The algorithms and the main results are detailed in the paper published in IEEE Trans. Computational Imaging in 2018.

A python library is available online here

Reconstruction of periodic crystalline structures

Then we propose a fast and accurate reconstruction method, CLS, suited for atomic-scale EELS with periodic structures. As for S2N and 3S, CLS relies on a least-square formulation of the reconstruction problem. To exploit the spatial periodicity of the images to be reconstructed, we design a group-sparsity regularization which promotes a jointly sparse representation accross the bands in a DCT basis. Some reconstruction results are depicted in Fig. 1.

CLS results
Fig. 1. The images show the sum of 5 bands around 3 particular edges (O-K, La-M4,5 and Nd-M4,5). The reference corresponds to the real, possibly noisy, image R2. These results confirm the performance gap between NN whose images are not smooth enough and DL-based methods which are close to the reference with an additional denoising effect. CLS performs clearly better than NN and 3S and its results are close to DL-based methods.
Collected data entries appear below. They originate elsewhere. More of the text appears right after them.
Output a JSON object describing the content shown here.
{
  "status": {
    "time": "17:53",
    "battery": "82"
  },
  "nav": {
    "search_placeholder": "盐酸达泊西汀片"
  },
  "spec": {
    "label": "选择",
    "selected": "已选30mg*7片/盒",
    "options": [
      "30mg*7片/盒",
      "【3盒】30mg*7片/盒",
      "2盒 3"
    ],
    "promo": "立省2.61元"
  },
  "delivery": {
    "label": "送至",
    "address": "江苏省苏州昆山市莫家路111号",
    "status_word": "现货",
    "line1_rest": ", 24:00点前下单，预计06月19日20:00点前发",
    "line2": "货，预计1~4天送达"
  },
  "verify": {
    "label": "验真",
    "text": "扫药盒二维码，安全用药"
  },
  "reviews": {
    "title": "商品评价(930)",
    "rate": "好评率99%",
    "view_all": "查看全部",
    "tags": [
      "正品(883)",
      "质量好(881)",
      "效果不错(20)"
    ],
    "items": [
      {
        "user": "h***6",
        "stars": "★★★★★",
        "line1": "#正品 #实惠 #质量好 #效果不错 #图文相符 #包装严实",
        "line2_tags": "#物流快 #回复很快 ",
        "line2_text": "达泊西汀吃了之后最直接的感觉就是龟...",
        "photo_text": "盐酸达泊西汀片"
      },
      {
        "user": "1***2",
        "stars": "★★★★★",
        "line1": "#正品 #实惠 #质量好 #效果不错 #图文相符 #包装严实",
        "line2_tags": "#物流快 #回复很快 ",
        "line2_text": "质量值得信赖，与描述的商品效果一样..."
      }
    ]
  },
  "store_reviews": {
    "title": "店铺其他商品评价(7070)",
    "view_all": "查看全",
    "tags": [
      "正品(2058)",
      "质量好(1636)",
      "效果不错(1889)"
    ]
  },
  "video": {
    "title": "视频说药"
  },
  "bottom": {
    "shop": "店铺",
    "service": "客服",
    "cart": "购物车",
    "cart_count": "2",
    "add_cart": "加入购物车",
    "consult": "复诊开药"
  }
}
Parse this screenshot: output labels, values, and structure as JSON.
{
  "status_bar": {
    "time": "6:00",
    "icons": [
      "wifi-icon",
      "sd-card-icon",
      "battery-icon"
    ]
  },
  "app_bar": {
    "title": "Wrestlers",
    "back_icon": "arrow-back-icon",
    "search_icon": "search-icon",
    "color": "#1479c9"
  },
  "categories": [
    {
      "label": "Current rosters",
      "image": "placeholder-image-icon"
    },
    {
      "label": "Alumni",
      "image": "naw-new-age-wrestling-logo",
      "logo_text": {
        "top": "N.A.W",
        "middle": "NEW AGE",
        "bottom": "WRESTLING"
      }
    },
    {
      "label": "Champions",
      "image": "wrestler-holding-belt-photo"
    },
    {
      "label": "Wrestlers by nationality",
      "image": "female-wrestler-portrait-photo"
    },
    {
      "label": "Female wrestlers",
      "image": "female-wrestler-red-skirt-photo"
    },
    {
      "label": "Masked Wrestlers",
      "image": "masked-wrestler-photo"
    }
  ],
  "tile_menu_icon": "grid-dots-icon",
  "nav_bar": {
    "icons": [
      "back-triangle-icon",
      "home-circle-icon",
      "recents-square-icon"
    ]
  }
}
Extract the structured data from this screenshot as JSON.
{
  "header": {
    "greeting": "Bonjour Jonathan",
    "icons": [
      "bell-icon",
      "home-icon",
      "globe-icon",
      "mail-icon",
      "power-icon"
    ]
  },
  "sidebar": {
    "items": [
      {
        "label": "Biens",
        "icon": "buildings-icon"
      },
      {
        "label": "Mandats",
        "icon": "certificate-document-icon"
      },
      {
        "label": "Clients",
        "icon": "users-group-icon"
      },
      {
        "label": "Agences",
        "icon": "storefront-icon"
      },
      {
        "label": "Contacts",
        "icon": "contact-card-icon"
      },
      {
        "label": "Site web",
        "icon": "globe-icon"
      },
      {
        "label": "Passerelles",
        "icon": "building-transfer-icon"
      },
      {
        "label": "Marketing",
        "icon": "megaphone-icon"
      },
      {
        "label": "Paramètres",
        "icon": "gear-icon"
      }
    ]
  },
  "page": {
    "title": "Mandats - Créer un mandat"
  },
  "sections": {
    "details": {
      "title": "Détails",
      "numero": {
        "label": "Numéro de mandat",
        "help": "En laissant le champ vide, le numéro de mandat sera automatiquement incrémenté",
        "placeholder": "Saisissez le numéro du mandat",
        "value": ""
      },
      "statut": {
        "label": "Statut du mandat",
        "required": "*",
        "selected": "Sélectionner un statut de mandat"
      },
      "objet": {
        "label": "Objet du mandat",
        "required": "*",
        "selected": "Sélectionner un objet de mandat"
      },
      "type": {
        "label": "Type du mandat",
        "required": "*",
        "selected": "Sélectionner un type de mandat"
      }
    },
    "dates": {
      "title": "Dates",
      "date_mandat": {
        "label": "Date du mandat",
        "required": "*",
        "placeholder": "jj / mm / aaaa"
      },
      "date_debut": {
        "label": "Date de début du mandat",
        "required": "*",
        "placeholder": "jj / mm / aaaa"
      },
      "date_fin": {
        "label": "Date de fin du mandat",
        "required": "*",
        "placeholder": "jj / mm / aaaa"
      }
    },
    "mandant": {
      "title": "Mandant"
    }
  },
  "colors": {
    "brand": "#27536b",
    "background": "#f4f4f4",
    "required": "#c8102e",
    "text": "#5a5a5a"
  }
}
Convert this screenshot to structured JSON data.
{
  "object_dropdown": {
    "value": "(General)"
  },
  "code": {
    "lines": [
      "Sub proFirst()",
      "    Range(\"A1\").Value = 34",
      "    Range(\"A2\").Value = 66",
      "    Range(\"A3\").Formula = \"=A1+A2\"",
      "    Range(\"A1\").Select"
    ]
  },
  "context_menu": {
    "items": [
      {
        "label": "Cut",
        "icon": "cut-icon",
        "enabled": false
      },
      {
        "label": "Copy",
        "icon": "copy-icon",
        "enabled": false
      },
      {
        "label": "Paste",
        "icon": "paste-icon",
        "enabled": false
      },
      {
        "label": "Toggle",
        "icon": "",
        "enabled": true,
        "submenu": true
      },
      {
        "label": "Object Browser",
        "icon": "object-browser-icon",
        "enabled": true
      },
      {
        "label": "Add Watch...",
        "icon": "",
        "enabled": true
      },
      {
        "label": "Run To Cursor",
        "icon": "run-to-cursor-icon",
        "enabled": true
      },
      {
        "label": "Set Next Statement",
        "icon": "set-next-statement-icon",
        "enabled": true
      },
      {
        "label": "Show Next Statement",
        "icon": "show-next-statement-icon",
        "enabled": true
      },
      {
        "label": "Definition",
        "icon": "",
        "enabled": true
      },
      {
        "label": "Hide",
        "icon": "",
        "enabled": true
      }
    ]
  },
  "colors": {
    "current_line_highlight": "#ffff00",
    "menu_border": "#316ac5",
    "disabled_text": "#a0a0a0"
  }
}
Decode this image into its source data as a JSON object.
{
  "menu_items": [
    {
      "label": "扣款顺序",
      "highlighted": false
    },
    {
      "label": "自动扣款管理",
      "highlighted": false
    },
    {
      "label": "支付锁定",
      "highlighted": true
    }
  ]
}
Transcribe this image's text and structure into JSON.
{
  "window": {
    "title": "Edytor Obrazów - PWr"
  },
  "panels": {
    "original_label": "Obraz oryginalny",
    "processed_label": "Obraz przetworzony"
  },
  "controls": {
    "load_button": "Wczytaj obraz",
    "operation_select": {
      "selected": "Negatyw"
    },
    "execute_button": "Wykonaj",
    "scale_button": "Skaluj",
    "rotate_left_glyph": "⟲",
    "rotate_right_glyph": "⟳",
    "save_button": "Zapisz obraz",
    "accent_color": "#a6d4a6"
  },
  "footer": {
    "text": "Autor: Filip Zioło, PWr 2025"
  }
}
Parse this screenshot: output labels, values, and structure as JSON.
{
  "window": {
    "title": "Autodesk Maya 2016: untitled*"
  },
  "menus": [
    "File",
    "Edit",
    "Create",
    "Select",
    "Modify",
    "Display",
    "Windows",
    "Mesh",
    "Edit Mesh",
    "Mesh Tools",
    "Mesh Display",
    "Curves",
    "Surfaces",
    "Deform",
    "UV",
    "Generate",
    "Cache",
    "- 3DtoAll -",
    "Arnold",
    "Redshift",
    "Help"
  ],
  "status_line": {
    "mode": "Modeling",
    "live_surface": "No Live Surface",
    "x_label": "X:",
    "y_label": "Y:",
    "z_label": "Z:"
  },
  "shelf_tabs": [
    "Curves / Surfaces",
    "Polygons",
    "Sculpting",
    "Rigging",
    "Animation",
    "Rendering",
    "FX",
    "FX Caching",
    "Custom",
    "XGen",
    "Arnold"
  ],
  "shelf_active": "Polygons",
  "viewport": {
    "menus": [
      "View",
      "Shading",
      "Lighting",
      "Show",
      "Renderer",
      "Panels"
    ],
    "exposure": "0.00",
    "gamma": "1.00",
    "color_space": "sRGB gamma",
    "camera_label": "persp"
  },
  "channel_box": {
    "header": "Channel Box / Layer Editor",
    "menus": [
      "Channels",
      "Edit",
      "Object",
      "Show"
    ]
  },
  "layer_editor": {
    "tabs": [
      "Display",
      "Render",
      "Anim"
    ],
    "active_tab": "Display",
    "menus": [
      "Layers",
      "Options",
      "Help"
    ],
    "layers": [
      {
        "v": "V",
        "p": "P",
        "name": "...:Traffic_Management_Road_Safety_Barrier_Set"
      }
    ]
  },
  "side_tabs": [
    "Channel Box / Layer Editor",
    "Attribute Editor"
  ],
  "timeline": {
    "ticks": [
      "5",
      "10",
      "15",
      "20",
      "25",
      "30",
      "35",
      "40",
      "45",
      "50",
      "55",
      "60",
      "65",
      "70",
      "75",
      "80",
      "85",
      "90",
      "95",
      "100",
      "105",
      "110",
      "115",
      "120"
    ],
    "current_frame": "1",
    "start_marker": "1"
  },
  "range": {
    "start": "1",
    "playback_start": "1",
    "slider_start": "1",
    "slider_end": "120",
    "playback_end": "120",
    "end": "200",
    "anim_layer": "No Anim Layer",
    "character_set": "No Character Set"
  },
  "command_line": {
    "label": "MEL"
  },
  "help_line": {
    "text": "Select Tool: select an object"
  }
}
The algorithm and the main results are detailed in the paper published in Ultramiscropscopy in 2020.

Results can be reproduced using the Github repository

Spectral mixture analysis of EELS spectrum-images

When processing spectrum-images, microscopists usually try to map elemental, physical and chemical state information of a given material. This paper reports how a spectral unmixing (SU) algorithm dedicated to remote sensing hyperspectral images can be successfully applied to analyze spectrum-image resulting from electron energy-loss spectroscopy (EELS). SU generally overcomes standard limitations inherent to other multivariate statistical analysis methods, such as principal component analysis (PCA) or independent component analysis (ICA), that have been previously used to analyze EELS maps. Indeed, ICA and PCA may perform poorly for linear spectral mixture analysis due to the strong dependence between the abundances of the different materials. One example is presented here to demonstrate the potential of this technique for EELS analysis.

The Bayesian linear unmixing (BLU) algorithm and the main results are detailed in the paper published in Ultramicroscopy in 2012.

The Matlab codes of the BLU algorithm used in this study is available below.

New! A beta version of a Matlab friendly-interface (GUI) for the BLU algorithm:

Results on a real EELS spectrum-image

The analyzed dataset consists of a 64x64 pixel spectrum-image acquired in 1340 energy channels over a region composed of several nanocages in a boron-nitride nanotubes (BNNT) sample. Note that nanocages are supported by a holey carbon film for TEM analysis. These data have been extensively analyzed in a previous paper and a high angle dark field image of the region of interest is depicted in Fig. 2.
high angle dark field image
Fig. 2. HADF image corresponding to a 64x64 spectrum-image recorded in an area rich in nanoparticles containing boron (pure boron, boron oxide or h-BN).

The proposed algorithm has been applied on this real data set. The extracted spectral signatures are depicted in Fig. 3 and the corresponding abundance maps of the materials are depicted in Fig. 4.
Spectral components estimated by BLU
Fig. 3. Spectral components estimated by BLU. The recovered endmembers properly correspond to EELS spectra.
Maps of the spectral components
Fig. 4. Maps of the spectral components.